Other Council members spoke passionately at length both in favor of and against the legislative package that will set the plan to close Rikers in motion. Some who voted in favor of the plan said they had reservations about it but felt there wouldn’t be another opportunity to close Rikers in the near future and wanted to seize the historic opportunity.

“As a city, we must do everything we can to move away from the failed policies of mass incarceration,” said Speaker Johnson. “That is what we are doing today. We are on the cusp of a new, more humane era for New York City.”

"I know we are not breaking every yoke," said Councilmember Brad Lander, adding that he wished the Council was also voting Thursday to ban solitary confinement and investing more in community programs. But, he added, while it's possible that there could one day be a plan to close Rikers without opening new jails, waiting on such a plan would make it "far more likely that Rikers and the Barge and the Tombs and the Brooklyn House of Detention will remain open indefinitely."

Supporters of the plan have said that part of its appeal comes from the fact that borough-based jails will be closer to courthouses and easier for family members of people who are locked up to visit. Councilmember Diana Ayala, who will have the new Bronx jail in her district, said she supported the plan because her younger brother was held on Rikers when she was younger and it was difficult for her family to visit him on the island. "We abandoned him as a community, we abandoned him as a city and we abandoned him as a family," Ayala said.

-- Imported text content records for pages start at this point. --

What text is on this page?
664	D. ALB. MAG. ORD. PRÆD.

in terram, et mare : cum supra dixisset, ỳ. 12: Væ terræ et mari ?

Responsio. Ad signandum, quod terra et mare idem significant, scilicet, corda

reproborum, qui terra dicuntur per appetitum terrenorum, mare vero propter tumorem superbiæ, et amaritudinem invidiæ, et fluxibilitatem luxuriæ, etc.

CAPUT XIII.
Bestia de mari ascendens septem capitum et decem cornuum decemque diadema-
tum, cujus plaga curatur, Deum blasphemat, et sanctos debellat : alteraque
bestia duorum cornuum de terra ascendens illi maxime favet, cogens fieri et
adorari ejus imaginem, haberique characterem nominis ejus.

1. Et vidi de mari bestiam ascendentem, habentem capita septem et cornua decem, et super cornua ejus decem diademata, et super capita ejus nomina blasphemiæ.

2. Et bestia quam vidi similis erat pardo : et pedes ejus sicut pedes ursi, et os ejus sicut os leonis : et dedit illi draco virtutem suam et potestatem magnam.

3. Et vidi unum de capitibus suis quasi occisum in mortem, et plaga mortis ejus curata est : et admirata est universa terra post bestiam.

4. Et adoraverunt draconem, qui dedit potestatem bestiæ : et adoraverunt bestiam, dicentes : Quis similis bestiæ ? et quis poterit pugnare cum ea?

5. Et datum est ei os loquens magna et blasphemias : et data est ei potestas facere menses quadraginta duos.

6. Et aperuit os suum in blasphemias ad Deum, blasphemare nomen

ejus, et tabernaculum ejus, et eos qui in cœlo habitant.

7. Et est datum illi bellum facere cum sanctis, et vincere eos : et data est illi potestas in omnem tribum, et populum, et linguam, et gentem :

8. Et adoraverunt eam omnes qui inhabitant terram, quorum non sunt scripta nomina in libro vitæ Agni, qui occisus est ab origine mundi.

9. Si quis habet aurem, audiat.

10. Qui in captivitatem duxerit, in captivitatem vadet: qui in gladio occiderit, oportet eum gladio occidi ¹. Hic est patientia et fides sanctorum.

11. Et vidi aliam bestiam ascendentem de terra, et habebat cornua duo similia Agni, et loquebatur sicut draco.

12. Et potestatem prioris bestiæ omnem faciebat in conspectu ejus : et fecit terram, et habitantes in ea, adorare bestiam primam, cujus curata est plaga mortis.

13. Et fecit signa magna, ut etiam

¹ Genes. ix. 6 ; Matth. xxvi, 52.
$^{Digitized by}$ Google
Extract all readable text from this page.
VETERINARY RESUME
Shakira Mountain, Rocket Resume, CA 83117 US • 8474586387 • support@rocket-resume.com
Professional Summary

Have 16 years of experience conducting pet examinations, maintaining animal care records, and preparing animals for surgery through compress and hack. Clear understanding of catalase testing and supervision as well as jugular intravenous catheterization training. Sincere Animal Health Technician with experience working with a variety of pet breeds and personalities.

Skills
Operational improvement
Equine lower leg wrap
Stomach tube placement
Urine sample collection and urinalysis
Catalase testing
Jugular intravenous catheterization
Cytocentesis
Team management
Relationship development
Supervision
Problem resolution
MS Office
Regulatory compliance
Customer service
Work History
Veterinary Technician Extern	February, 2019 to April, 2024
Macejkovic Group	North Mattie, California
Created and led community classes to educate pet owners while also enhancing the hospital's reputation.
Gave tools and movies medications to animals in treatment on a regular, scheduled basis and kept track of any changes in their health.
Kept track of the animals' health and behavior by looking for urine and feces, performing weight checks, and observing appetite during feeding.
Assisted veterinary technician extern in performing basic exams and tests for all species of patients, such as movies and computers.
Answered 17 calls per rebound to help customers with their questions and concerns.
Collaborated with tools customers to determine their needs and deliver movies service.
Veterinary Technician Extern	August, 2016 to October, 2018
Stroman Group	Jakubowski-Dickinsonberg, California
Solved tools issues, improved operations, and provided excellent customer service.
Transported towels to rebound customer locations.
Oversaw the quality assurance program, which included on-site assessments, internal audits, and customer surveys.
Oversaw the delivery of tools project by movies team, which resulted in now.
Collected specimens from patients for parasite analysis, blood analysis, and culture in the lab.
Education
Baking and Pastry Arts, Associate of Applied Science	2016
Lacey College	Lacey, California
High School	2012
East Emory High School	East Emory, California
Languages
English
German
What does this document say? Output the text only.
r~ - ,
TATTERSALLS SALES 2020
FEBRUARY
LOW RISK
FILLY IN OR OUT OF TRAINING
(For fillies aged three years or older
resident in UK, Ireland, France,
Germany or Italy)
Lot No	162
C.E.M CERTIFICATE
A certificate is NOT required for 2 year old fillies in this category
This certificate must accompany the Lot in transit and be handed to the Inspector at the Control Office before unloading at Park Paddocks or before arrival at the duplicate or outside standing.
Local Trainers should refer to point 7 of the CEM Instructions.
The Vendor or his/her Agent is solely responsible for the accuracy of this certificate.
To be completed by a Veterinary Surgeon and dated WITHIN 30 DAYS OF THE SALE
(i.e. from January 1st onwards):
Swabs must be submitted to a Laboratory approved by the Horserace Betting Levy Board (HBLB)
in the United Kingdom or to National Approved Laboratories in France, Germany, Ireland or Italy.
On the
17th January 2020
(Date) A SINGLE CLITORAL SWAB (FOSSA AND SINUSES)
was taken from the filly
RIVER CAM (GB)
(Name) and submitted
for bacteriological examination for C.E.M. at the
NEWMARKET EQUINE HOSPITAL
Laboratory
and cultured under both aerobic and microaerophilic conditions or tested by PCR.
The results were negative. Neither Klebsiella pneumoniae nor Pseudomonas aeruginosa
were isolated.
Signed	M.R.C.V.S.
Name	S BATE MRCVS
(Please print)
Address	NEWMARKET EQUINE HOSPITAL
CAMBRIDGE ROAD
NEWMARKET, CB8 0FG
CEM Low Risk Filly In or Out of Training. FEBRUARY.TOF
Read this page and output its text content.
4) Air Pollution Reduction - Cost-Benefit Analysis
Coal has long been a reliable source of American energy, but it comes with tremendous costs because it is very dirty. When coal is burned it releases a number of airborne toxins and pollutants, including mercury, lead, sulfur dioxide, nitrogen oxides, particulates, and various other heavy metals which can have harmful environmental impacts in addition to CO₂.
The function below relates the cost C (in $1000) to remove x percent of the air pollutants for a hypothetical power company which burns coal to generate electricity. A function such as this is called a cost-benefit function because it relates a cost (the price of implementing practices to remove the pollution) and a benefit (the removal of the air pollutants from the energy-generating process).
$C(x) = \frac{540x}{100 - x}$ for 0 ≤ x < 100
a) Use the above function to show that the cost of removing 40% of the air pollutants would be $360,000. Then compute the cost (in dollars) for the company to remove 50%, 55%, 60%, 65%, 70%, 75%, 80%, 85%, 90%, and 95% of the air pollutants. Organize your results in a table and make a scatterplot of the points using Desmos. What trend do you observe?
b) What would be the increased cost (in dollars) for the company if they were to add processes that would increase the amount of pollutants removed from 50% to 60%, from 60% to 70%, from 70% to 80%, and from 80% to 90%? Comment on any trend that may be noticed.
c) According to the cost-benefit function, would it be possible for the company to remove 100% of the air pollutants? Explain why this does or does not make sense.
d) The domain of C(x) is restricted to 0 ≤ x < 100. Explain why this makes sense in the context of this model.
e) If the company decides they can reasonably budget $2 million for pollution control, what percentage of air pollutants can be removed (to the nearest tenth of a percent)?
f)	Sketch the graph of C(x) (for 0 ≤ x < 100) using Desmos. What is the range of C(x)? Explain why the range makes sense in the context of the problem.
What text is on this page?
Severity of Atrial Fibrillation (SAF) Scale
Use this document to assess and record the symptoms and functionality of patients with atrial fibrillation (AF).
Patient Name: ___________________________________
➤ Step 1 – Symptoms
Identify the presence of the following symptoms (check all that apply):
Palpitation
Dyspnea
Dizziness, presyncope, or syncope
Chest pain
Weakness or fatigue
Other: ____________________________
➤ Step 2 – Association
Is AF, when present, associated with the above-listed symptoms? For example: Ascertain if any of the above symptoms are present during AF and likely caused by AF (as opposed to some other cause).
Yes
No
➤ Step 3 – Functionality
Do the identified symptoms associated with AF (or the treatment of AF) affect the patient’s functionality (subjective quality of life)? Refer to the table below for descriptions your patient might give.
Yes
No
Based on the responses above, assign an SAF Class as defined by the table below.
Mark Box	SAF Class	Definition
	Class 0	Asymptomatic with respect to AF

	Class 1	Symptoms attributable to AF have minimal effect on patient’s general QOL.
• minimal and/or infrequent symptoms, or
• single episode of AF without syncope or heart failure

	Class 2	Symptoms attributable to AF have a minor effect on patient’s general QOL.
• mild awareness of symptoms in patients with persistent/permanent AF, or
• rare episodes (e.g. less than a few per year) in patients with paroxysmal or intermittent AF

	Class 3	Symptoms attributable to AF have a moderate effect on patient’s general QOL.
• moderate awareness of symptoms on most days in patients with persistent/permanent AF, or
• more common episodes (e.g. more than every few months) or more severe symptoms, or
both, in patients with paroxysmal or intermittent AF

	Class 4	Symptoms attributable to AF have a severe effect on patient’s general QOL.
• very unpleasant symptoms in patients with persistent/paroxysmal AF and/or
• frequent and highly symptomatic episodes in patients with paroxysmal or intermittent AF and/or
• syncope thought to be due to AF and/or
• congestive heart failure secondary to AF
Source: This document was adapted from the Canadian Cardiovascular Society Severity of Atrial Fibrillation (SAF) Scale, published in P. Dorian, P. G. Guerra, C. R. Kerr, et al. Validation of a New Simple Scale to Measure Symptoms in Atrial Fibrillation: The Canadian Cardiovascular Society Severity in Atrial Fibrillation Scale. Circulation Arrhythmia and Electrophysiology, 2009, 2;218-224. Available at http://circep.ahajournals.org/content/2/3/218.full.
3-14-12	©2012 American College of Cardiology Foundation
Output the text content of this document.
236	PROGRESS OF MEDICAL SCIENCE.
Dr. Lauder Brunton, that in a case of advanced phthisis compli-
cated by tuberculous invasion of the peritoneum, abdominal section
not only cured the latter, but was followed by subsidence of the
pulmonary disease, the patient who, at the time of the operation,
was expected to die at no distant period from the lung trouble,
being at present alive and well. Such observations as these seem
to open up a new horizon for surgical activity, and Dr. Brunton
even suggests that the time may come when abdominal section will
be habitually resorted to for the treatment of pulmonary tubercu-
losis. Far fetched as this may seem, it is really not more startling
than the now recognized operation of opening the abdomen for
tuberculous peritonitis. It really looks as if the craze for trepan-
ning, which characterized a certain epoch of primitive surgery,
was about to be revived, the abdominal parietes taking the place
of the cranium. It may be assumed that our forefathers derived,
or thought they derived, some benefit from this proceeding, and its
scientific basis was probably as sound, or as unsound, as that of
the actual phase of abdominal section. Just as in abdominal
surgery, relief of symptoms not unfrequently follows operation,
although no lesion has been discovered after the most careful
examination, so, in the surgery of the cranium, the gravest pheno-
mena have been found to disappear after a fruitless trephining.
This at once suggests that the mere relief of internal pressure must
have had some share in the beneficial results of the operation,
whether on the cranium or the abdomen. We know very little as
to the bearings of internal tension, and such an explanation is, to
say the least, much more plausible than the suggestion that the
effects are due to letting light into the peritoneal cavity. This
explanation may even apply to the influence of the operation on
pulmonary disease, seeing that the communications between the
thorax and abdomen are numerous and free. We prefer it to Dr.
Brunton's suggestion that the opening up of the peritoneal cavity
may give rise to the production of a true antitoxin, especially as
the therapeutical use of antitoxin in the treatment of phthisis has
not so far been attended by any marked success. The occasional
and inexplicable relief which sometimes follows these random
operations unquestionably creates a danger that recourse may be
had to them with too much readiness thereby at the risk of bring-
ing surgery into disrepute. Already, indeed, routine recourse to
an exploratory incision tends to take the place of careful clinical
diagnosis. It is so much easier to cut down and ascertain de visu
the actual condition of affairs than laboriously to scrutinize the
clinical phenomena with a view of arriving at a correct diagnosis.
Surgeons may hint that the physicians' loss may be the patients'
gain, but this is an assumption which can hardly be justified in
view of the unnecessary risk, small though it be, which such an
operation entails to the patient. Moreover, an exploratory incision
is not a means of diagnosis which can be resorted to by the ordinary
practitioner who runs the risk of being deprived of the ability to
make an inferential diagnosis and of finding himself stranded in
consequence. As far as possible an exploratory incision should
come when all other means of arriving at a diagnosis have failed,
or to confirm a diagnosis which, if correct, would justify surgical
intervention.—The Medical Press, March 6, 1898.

"I support closing Rikers and I separate that from the new jails," said Councilmember Inez Barron, who voted no on the plan to build new facilities. She said there were too many issues that went unaddressed under the plan, including inappropriate detention due to over-policing, an unfair bail system that gives judges too much discretion and the toxic culture at Rikers. Her colleagues' acknowledgement that it's important to invest in housing and services that can help people avoid the criminal justice system is important, she said, but she questioned their sincerity when endorsing those things in conjunction with a plan to build new jails. "Where did this great epiphany come from?" she asked.

Among other measures, lawmakers voted Thursday on a resolution authorizing the City Council to file an application with the Department of City Planning to change the zoning of Rikers Island so that it is designated as a "public place" and can't be used to incarcerate people after December 31, 2026. Some of those who opposed the plan argued that the resolution wasn't legally binding and didn't go far enough to ensure from the outset that the jails on Rikers would be shut down after neighborhood-based jails were approved for construction. This is one of the concerns state Assemblymembers Yuh-Line Niou and Ron Kim raised in a letter calling on City Council members to reject the plan.

While the zoning change the resolution seeks will still have to go through the process of getting approved, Speaker Johnson said it would be difficult to reverse course once the plan is in motion. "We're doing this map change on Rikers Island and the only way to undo that is if a future City Council and a future mayor decided to undo that," Johnson said in a press conference ahead of Thursday's vote. "That is a tough thing to do when the plan will already start. Is everything always foolproof? No, but we are trying to make this as tight as possible."

This story has been updated with more details and reporting from Thursday's vote.